Rosario Milazzo, Vincenzo De Marco, Corrado De Sio, Sophie M. Fosson, Lia Morra, Luca Sterpone

Published: 01 Jan 2024, Last Modified: 03 Nov 2024DDECS 2024EveryoneRevisionsBibTeXCC BY-SA 4.0

Abstract: Deep neural networks (DNNs) are increasingly used in critical applications from healthcare to autonomous driving. However, their predictions were shown to degrade in the presence of transient hardware faults, leading to potentially catastrophic and unpredictable errors. Consequently, several techniques have been proposed to increase the fault tolerance of DNNs by modifying network structures and/or training procedures, thereby reducing the need for costly hardware redundancy.

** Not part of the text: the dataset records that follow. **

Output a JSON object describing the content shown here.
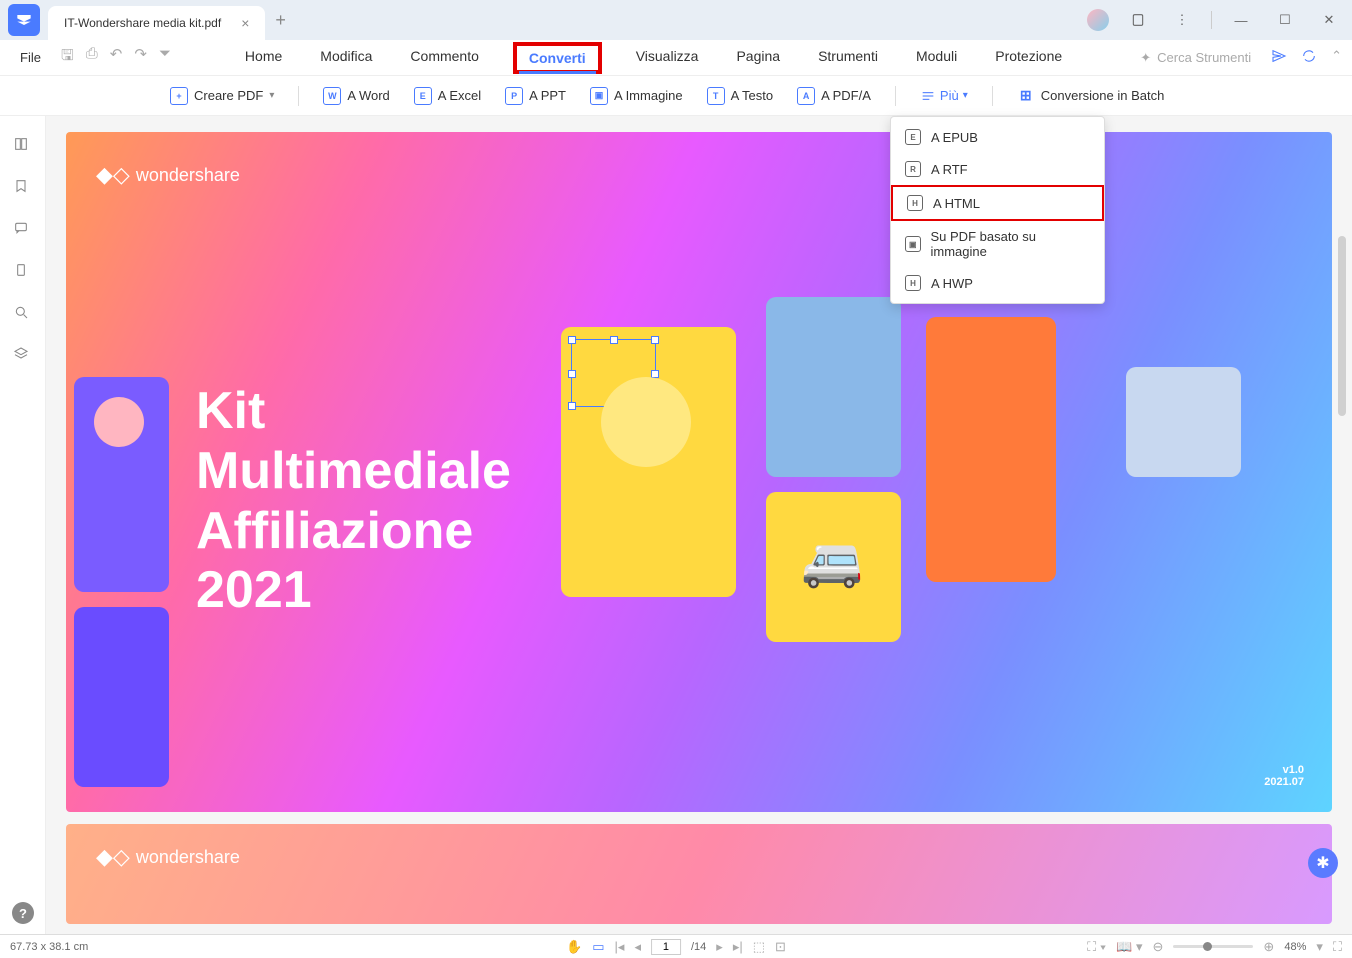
{
  "titlebar": {
    "tab_name": "IT-Wondershare media kit.pdf"
  },
  "menubar": {
    "file": "File",
    "tabs": [
      "Home",
      "Modifica",
      "Commento",
      "Converti",
      "Visualizza",
      "Pagina",
      "Strumenti",
      "Moduli",
      "Protezione"
    ],
    "active_tab": "Converti",
    "search_placeholder": "Cerca Strumenti"
  },
  "toolbar": {
    "create": "Creare PDF",
    "word": "A Word",
    "excel": "A Excel",
    "ppt": "A PPT",
    "image": "A Immagine",
    "text": "A Testo",
    "pdfa": "A PDF/A",
    "more": "Più",
    "batch": "Conversione in Batch"
  },
  "dropdown": {
    "epub": "A EPUB",
    "rtf": "A RTF",
    "html": "A HTML",
    "img_pdf": "Su PDF basato su immagine",
    "hwp": "A HWP"
  },
  "document": {
    "brand": "wondershare",
    "title_l1": "Kit",
    "title_l2": "Multimediale",
    "title_l3": "Affiliazione",
    "title_l4": "2021",
    "version": "v1.0",
    "date": "2021.07"
  },
  "statusbar": {
    "dimensions": "67.73 x 38.1 cm",
    "page_current": "1",
    "page_total": "/14",
    "zoom": "48%"
  }
}
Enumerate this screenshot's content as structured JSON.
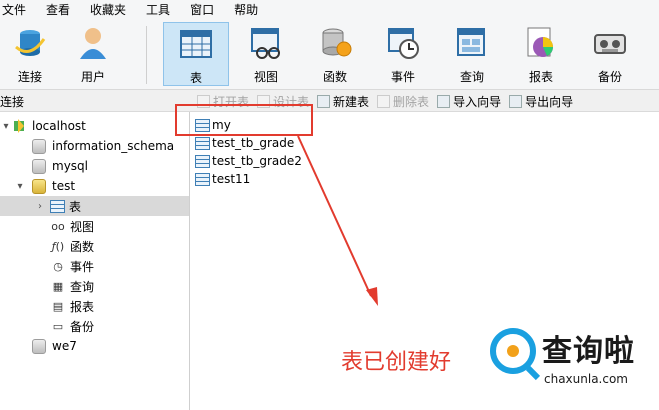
{
  "menu": [
    "文件",
    "查看",
    "收藏夹",
    "工具",
    "窗口",
    "帮助"
  ],
  "toolbar": {
    "buttons": [
      {
        "label": "连接",
        "icon": "connection-icon"
      },
      {
        "label": "用户",
        "icon": "user-icon"
      },
      {
        "label": "表",
        "icon": "table-icon",
        "active": true
      },
      {
        "label": "视图",
        "icon": "view-icon"
      },
      {
        "label": "函数",
        "icon": "function-icon"
      },
      {
        "label": "事件",
        "icon": "event-icon"
      },
      {
        "label": "查询",
        "icon": "query-icon"
      },
      {
        "label": "报表",
        "icon": "report-icon"
      },
      {
        "label": "备份",
        "icon": "backup-icon"
      }
    ]
  },
  "subbar": {
    "connections_label": "连接",
    "actions": [
      {
        "label": "打开表",
        "enabled": false
      },
      {
        "label": "设计表",
        "enabled": false
      },
      {
        "label": "新建表",
        "enabled": true
      },
      {
        "label": "删除表",
        "enabled": false
      },
      {
        "label": "导入向导",
        "enabled": true
      },
      {
        "label": "导出向导",
        "enabled": true
      }
    ]
  },
  "nav": {
    "connection": "localhost",
    "databases": [
      "information_schema",
      "mysql",
      "test",
      "we7"
    ],
    "test_children": [
      "表",
      "视图",
      "函数",
      "事件",
      "查询",
      "报表",
      "备份"
    ]
  },
  "content": {
    "tables": [
      "my",
      "test_tb_grade",
      "test_tb_grade2",
      "test11"
    ]
  },
  "annotation": "表已创建好",
  "watermark": {
    "brand": "查询啦",
    "url": "chaxunla.com"
  },
  "colors": {
    "annotation": "#e23b2e",
    "selection": "#d9d9d9",
    "active_tool": "#cde6f7"
  }
}
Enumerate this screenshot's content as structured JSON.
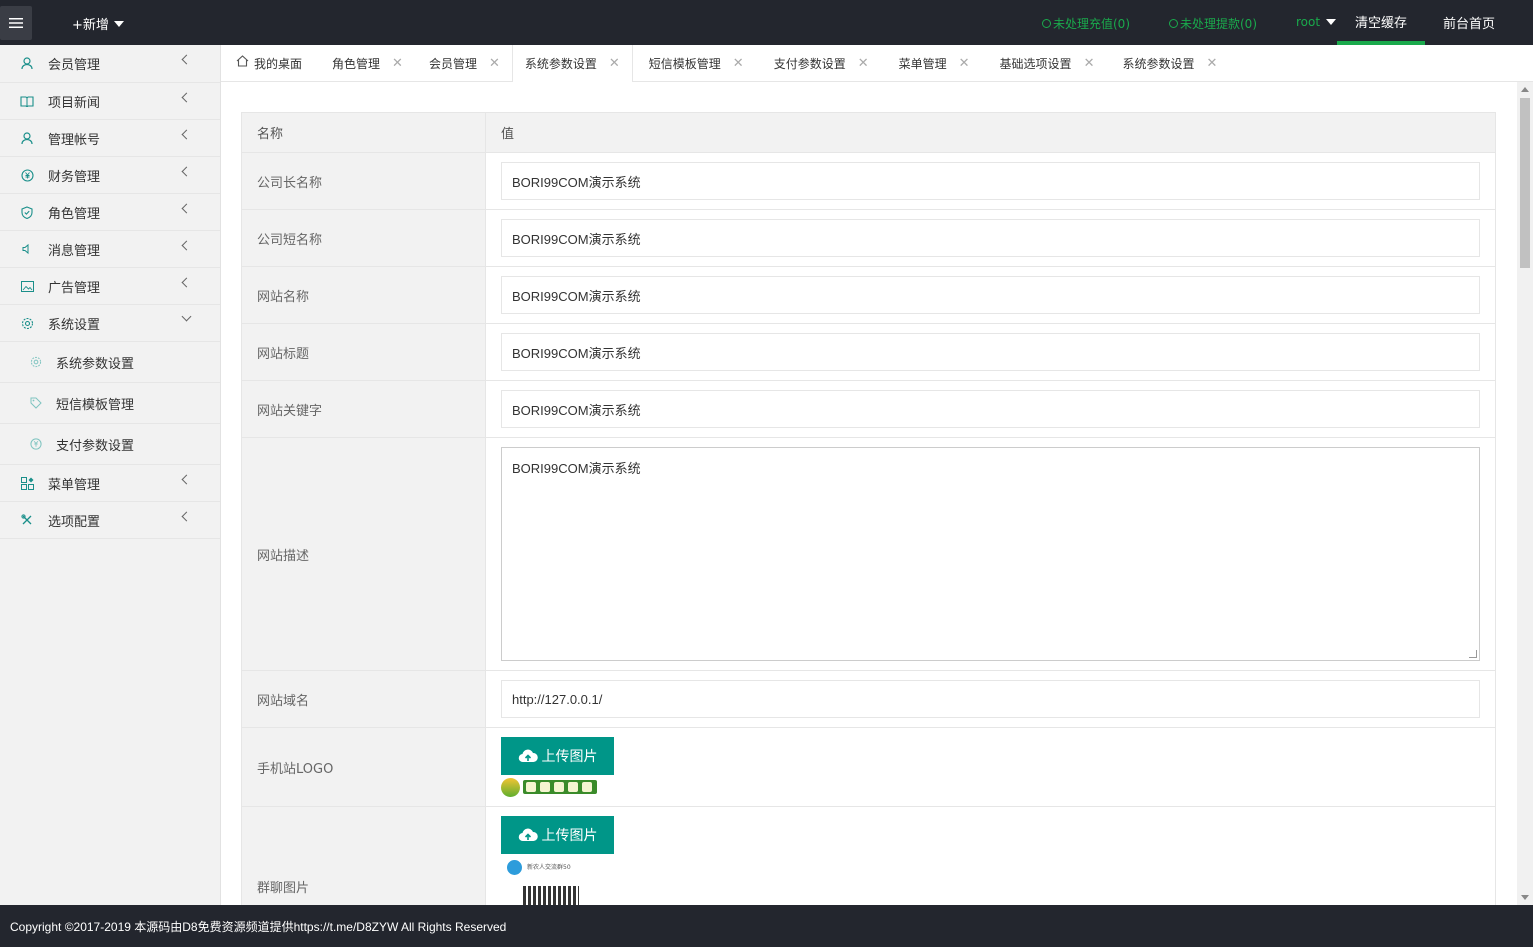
{
  "header": {
    "add_new": "+新增",
    "pending_recharge": "未处理充值(0)",
    "pending_withdraw": "未处理提款(0)",
    "user": "root",
    "clear_cache": "清空缓存",
    "front_home": "前台首页"
  },
  "sidebar": {
    "items": [
      {
        "label": "会员管理",
        "icon": "user-icon"
      },
      {
        "label": "项目新闻",
        "icon": "book-icon"
      },
      {
        "label": "管理帐号",
        "icon": "account-icon"
      },
      {
        "label": "财务管理",
        "icon": "yen-icon"
      },
      {
        "label": "角色管理",
        "icon": "shield-icon"
      },
      {
        "label": "消息管理",
        "icon": "speaker-icon"
      },
      {
        "label": "广告管理",
        "icon": "image-icon"
      },
      {
        "label": "系统设置",
        "icon": "gear-icon"
      }
    ],
    "sub_items": [
      {
        "label": "系统参数设置",
        "icon": "gear-icon"
      },
      {
        "label": "短信模板管理",
        "icon": "tag-icon"
      },
      {
        "label": "支付参数设置",
        "icon": "yen-icon"
      }
    ],
    "items_after": [
      {
        "label": "菜单管理",
        "icon": "apps-icon"
      },
      {
        "label": "选项配置",
        "icon": "tools-icon"
      }
    ]
  },
  "tabs": [
    {
      "label": "我的桌面"
    },
    {
      "label": "角色管理"
    },
    {
      "label": "会员管理"
    },
    {
      "label": "系统参数设置"
    },
    {
      "label": "短信模板管理"
    },
    {
      "label": "支付参数设置"
    },
    {
      "label": "菜单管理"
    },
    {
      "label": "基础选项设置"
    },
    {
      "label": "系统参数设置"
    }
  ],
  "table": {
    "col_name": "名称",
    "col_value": "值",
    "rows": [
      {
        "name": "公司长名称",
        "value": "BORI99COM演示系统"
      },
      {
        "name": "公司短名称",
        "value": "BORI99COM演示系统"
      },
      {
        "name": "网站名称",
        "value": "BORI99COM演示系统"
      },
      {
        "name": "网站标题",
        "value": "BORI99COM演示系统"
      },
      {
        "name": "网站关键字",
        "value": "BORI99COM演示系统"
      },
      {
        "name": "网站描述",
        "value": "BORI99COM演示系统"
      },
      {
        "name": "网站域名",
        "value": "http://127.0.0.1/"
      },
      {
        "name": "手机站LOGO",
        "value": ""
      },
      {
        "name": "群聊图片",
        "value": ""
      }
    ],
    "upload_label": "上传图片",
    "qr_caption": "新农人交流群50"
  },
  "footer": {
    "copyright": "Copyright ©2017-2019 本源码由D8免费资源频道提供https://t.me/D8ZYW All Rights Reserved"
  },
  "colors": {
    "header_bg": "#23262e",
    "accent": "#009688",
    "status_green": "#1aa94c"
  }
}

There are, however, design or training choices whose impact on fault propagation has been overlooked in the literature. In particular, self-supervised learning (SSL), as a pretraining technique, was shown to improve the robustness of the learned features, resulting in better performance in downstream tasks. This study investigates the fault tolerance of several SSL techniques on image classification benchmarks, including several related to Earth Observation. Experimental results suggests that SSL pretraining, alone or in combination with fault mitigation techniques, generally improves DNNs' fault tolerance, although the performance gap vary among datasets and SSL techniques.